Quel momento in cui ci sediamo per meditare e la mente si ribella, inondandoci di pensieri apparentemente urgenti, rappresenta forse la più autentica porta d’accesso alla vera pratica. Non è un fallimento, ma un’iniziazione necessaria: l’ego, come abile prestigiatore, moltiplica le distrazioni per proteggere il suo regno di controllo, temendo di perdere il potere su ciò che considera “indispensabile”. Eppure, proprio in questo affollamento mentale si cela l’opportunità più preziosa: apprendere a restare immobili come rocce nel fiume impetuoso dei pensieri, osservando con benevola ironia come ogni preoccupazione si riveli, a ben guardare, un fragile castello di sabbia. La meditazione autentica non richiede il silenzio perfetto, ma il coraggio di sedersi pazientemente nel caos, riconoscendo che dietro il frullio incessante della mente esiste già quell’oasi di pace che cerchiamo, pronta a rivelarsi non appena smettiamo di inseguire ogni onda mentale.

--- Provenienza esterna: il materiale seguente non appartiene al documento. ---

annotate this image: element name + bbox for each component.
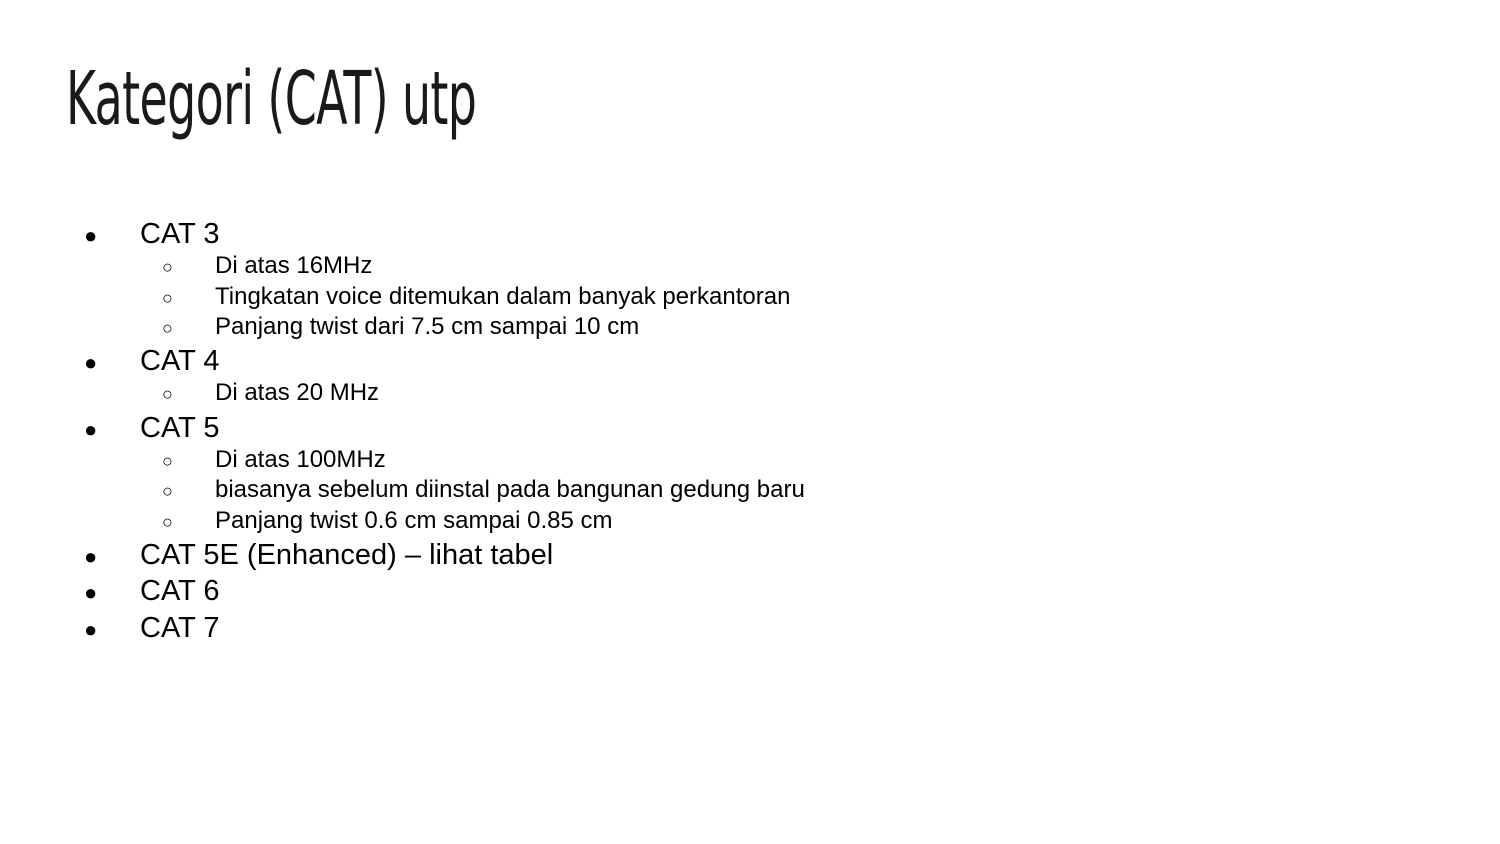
list-item-label: CAT 5E (Enhanced) – lihat tabel (140, 539, 554, 571)
bullet-hollow-icon: ○ (162, 481, 173, 501)
list-item-label: CAT 6 (140, 575, 220, 607)
sub-list-item-label: Di atas 20 MHz (215, 379, 380, 406)
sub-list-item-label: Tingkatan voice ditemukan dalam banyak perkantoran (215, 283, 791, 310)
bullet-hollow-icon: ○ (162, 288, 173, 308)
bullet-filled-icon: ● (84, 350, 98, 375)
sub-list-item-label: Panjang twist dari 7.5 cm sampai 10 cm (215, 313, 640, 340)
sub-list-item-label: biasanya sebelum diinstal pada bangunan gedung baru (215, 476, 805, 503)
bullet-hollow-icon: ○ (162, 318, 173, 338)
bullet-hollow-icon: ○ (162, 451, 173, 471)
bullet-filled-icon: ● (84, 223, 98, 248)
list-item-label: CAT 4 (140, 345, 220, 377)
sub-list-item-label: Di atas 16MHz (215, 252, 373, 279)
slide-title: Kategori (CAT) utp (66, 56, 477, 142)
bullet-hollow-icon: ○ (162, 257, 173, 277)
bullet-filled-icon: ● (84, 580, 98, 605)
bullet-hollow-icon: ○ (162, 512, 173, 532)
list-item-label: CAT 5 (140, 412, 220, 444)
sub-list-item-label: Panjang twist 0.6 cm sampai 0.85 cm (215, 507, 613, 534)
bullet-filled-icon: ● (84, 617, 98, 642)
bullet-hollow-icon: ○ (162, 384, 173, 404)
bullet-filled-icon: ● (84, 544, 98, 569)
list-item-label: CAT 7 (140, 612, 220, 644)
bullet-filled-icon: ● (84, 417, 98, 442)
list-item-label: CAT 3 (140, 218, 220, 250)
sub-list-item-label: Di atas 100MHz (215, 446, 386, 473)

Sembra quasi una disdetta. Tutte le volte che decido di meditare mi si presentano, rievocate da non so bene quale arcano sortilegio, un’infinità di pensieri. Alcuni, relativamente coerenti, si fanno strada sulla base di presunte impellenze del momento. Ma se decido di rilassarmi, seppur per pochi frangenti, perché non dovrei rinviare i problemi pratici ad un momento più consono? Ovviamente mi rendo conto che il frullio di pensieri è solo un escamotage dell’ego per procrastinare se stesso. Sono solo scuse dell’ego che teme di perdere il controllo – la presa su ciò che ritiene indispensabile – per evitare d’avventurarsi in un ambito che ritiene rischioso. Si da il caso che talvolta non mi dia per vinto, pazienti, per quanto preda delle più bizzarre fantasie ritorni, tranquillo, all’obbiettivo iniziale, trovare un po’ di pace. Dunque, benché lieve l’impegno, l’incontro – con la propria natura più profonda, con l’essenza? – non tarderà …
Meditare controcorrente
Mezzo seduto, ma sul ciglio del torrente
le cui acque prorompono impetuose,
sogno di risalir un po’ la sua corrente
per ritrovarmi in una oasi di pace.
Sogno una salute inappuntabile,
un’energia che mi sostenga e non tentenni,
un’amicizia che ricambi l’affetto
per proseguire dritto verso l’ansa
onde riecheggia l’eco del silenzio.
Sogno, rifletto un po’ … e quindi penso
fintantoché le nubi della mente
non si diradano per consentire il flusso
della luce che proviene dall’eterno.
Epilogo
Alla fine, ciò che conta non è aver zittito la mente, ma aver imparato a non seguirne ogni capriccio. Quel “sogno di risalire la corrente” si rivela, a ben guardare, un’immagine perfetta del percorso meditativo: non serve lottare contro il flusso dei pensieri, ma semplicemente riconoscere che siamo molto più di quel torrente impetuoso. Quando smettiamo di identificarci con ogni onda mentale, scopriamo che l’ansa del silenzio non è una meta da raggiungere, ma uno spazio già presente, che aspetta solo di essere riconosciuto. Forse la vera meditazione inizia proprio quando abbandoniamo la ricerca di un’esperienza straordinaria, per accogliere la pace semplice che sorge naturalmente quando ci permettiamo di essere, senza sforzo, proprio dove siamo.
P.S. Ricorda che ogni resistenza superata nella pratica è un passo verso una libertà più grande. Continua a sederti, nonostante tutto.